During the remodel, I started to crave Mexican food so seriously bawd that my stomach cavity joined forces with my brain blob and formed a pretty nasty protest all up and down my esophagus until JUSTICE WAS SERVED. But 147 trips to Chipotle can only do so much. I needed some bull raging mountainous bubbling meltyness to coat my entire life and every last thing in it.
But here’s the KICKER. It had to be a green sauce, which I’m sure has become obvious to you due to the photos all over this piece. It had to be green. As green as the luckiest leprechaun’s hiney. As green as an army of baby Martians. As green as one thousand gardens blended up into one giant smoothie for da whole world to share. But we’d all have separate straws because I’d want to keep the risk of germ transferring to a minimum because you know law suits can be pretty expensive these days and I just can’t have that on my plate right now.
So I did a little bit of poblano roastin’, some garlic roastin’, some tomatillo, cilantro, lime and pepper blendin’, some taste testin’, some two steppin’, some addin’ of a can of regular green enchilada sauce-in’, some more blendin’, some chicken shreddin’, some garden spinach dancin’, some cheese sprinklin’, some bakin’, some broilin’, some Runnin’ Man attemptin’, and some fah-reaky freakin’.

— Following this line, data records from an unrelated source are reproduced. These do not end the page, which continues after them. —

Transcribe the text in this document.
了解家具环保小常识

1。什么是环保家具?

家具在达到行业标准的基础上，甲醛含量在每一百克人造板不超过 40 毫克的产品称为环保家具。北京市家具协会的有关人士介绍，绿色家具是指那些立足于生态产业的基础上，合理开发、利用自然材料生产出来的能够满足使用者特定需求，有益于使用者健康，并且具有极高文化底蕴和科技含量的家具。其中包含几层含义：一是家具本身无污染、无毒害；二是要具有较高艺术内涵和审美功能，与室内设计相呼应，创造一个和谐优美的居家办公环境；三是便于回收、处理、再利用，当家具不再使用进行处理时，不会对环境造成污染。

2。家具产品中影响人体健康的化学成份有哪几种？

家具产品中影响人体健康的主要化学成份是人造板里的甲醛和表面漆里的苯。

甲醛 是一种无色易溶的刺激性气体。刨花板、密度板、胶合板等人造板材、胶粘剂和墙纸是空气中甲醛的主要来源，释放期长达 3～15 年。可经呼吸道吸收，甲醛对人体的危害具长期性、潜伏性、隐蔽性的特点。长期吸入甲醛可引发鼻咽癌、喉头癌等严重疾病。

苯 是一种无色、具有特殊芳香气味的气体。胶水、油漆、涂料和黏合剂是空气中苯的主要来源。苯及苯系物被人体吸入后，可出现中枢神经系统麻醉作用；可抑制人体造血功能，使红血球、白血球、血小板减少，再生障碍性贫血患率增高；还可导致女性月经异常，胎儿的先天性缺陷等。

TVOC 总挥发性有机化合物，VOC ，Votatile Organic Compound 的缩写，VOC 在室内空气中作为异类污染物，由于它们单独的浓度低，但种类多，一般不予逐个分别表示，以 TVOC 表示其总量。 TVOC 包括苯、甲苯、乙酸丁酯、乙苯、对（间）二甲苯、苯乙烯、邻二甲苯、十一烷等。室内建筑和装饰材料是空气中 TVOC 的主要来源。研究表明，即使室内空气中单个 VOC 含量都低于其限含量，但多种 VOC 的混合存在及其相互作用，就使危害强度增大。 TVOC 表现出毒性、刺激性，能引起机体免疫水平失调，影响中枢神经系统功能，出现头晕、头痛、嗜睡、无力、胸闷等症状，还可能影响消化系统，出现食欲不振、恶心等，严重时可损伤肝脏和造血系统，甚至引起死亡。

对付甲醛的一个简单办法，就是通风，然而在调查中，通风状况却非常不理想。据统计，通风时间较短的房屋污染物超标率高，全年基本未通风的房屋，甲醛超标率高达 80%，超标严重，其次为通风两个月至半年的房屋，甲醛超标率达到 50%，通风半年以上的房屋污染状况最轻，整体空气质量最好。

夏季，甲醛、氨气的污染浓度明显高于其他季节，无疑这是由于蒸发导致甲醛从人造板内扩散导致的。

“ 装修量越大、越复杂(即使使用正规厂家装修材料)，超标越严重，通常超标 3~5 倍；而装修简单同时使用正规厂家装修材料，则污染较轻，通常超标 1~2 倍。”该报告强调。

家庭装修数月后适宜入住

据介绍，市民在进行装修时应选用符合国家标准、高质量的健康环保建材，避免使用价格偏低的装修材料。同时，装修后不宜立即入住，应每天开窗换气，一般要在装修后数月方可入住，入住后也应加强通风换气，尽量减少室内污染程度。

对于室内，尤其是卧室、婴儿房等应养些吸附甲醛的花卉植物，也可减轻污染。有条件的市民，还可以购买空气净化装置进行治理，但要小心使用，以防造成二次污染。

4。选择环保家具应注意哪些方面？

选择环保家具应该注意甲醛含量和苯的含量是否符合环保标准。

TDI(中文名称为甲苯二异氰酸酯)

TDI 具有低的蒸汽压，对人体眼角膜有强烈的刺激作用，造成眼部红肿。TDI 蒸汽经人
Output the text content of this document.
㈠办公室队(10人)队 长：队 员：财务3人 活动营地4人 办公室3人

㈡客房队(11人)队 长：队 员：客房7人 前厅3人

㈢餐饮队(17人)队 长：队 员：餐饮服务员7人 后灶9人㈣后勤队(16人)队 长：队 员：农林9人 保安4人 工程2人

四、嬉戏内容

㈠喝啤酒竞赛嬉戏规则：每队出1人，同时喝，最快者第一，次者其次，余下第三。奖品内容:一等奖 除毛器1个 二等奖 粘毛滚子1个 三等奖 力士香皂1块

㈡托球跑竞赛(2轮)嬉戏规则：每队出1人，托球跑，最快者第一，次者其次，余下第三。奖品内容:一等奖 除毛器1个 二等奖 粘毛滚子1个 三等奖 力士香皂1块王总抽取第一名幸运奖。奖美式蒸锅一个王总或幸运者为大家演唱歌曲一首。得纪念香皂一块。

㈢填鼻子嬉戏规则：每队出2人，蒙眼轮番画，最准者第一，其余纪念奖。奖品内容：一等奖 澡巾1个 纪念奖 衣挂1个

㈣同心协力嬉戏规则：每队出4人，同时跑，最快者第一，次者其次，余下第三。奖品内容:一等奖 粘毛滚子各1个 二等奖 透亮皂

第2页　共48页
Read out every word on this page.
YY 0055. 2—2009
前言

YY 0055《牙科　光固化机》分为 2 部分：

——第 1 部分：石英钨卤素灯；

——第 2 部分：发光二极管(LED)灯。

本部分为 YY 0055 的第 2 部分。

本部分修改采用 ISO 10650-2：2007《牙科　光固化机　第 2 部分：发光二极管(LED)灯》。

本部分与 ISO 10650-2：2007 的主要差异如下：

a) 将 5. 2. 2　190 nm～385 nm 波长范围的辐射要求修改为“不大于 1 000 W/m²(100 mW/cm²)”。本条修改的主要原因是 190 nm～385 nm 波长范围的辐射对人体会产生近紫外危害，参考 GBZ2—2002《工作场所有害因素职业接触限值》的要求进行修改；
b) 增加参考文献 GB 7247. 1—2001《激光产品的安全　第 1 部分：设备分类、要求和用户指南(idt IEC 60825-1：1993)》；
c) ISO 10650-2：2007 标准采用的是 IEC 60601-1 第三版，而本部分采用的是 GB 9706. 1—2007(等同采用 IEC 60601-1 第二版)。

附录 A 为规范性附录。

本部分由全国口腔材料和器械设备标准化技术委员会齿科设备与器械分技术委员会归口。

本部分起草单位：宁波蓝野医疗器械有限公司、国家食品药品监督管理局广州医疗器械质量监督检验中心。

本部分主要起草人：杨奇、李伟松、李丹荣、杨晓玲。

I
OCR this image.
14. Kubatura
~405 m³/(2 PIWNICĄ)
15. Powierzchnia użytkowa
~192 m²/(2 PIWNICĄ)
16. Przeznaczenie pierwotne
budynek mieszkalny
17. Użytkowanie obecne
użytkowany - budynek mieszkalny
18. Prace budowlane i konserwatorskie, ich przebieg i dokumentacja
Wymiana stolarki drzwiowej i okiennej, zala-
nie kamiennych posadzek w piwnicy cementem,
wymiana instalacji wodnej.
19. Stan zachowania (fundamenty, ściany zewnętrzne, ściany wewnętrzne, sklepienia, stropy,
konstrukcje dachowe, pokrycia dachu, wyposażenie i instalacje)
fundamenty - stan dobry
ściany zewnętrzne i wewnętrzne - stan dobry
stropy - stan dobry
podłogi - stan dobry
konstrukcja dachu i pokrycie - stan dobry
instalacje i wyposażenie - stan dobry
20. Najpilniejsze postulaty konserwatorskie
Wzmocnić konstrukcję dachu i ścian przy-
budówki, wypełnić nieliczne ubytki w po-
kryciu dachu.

Justice. Has. Been. Served.
I’ll have you know that my stomach cavity and brain blob are once again living in perfect harmony. For at least 15 minutes.
Green Chicken Enchiladas:
What it took for 2:
* 3 cloves garlic, in their skins
* 1/2 tsp extra virgin olive oil
* 1 rotisserie chicken, shredded (skin and bones discarded)
* 2 cups chopped spinach
* 1 poblano pepper
* 1 (11 oz) can tomatillos, drained
* 1 (10 oz) can green enchilada sauce
* 1 lime
* 1/2 cup chopped cilantro
* 2 cups shredded monterey jack cheese
* 10 whole wheat tortillas
* coarse salt and freshly ground pepper
Preheat oven to 450.
Place the garlic cloves in a small square of aluminum foil, drizzle with oil, wrap and stick in the oven (on a small baking sheet) for 15 minutes. Remove and set aside for about 5 minutes. Then squeeze the garlic right out of the skins. Smell that. Oh, baby.
Slice the poblano pepper in half lengthwise, remove the seeds and place on the baking sheet. Stick under the broiler for 8-10 minutes, until good and blistered on both sides. Remove from the sheet and seal them into a small plastic baggy. Let it rest for about 10 minutes. Remove from the bag and pull the skins off and discard. Give the peppers a rough chop.
While the garlic and peppers are cooking, you can use that time to shred your chicken and chop your spinach. Combine both in a bowl for the time being.
In a food processor, combine the tomatillos, roasted garlic, roasted poblanos, cilantro, a good squeeze of lime juice, a pinch of salt and pepper. Blitz blitz blitz until smooth. Taste it. Salsa verde! Then pour the can of enchilada sauce straight into the food processor and give it one more whirl to combine.
Adjust the oven to 350.
Pour about 4 Tbs. of the sauce into the chicken/spinach mixture. Toss to combine.
Pour a small amount of sauce along the bottom of a 9×13 casserole dish.
Place a small amount of the filling inside each tortilla and place in the dish, seam side down. Continue with the remaining nine tortillas. (You can lay out all 10 tortillas and evenly distribute the filling if that makes you happy. Because who likes to get to the end of the tortillas and NOT HAVE filling left? Me. That’s who.)
Pour the remaining sauce over the dish and then sprinkle on that cheese, lovers. Cover with foil and slide her back into the oven for 30 minutes.
Remove the foil, switch the oven to broil and cook it until the cheese is browned and bubbly, maybe 4 minutes.
Serve garnished with fresh cilantro sprigs!
*NOTES*
– This is pretty mild, so feel free to bump up the heat with some fresh or roasted jalapenos. You know how I love my face to burn off.
– Aaron LOVED it, but felt like it could use a teeny bit more sauce. SO, if you can find a bigger can of enchilada sauce, go ahead and add that. Or more tomatillos. Or more peppers. Or more cilantro. Or Or OR.
– I think that’s it, but I felt like there needed to be a third bullet point. Thank you and good night.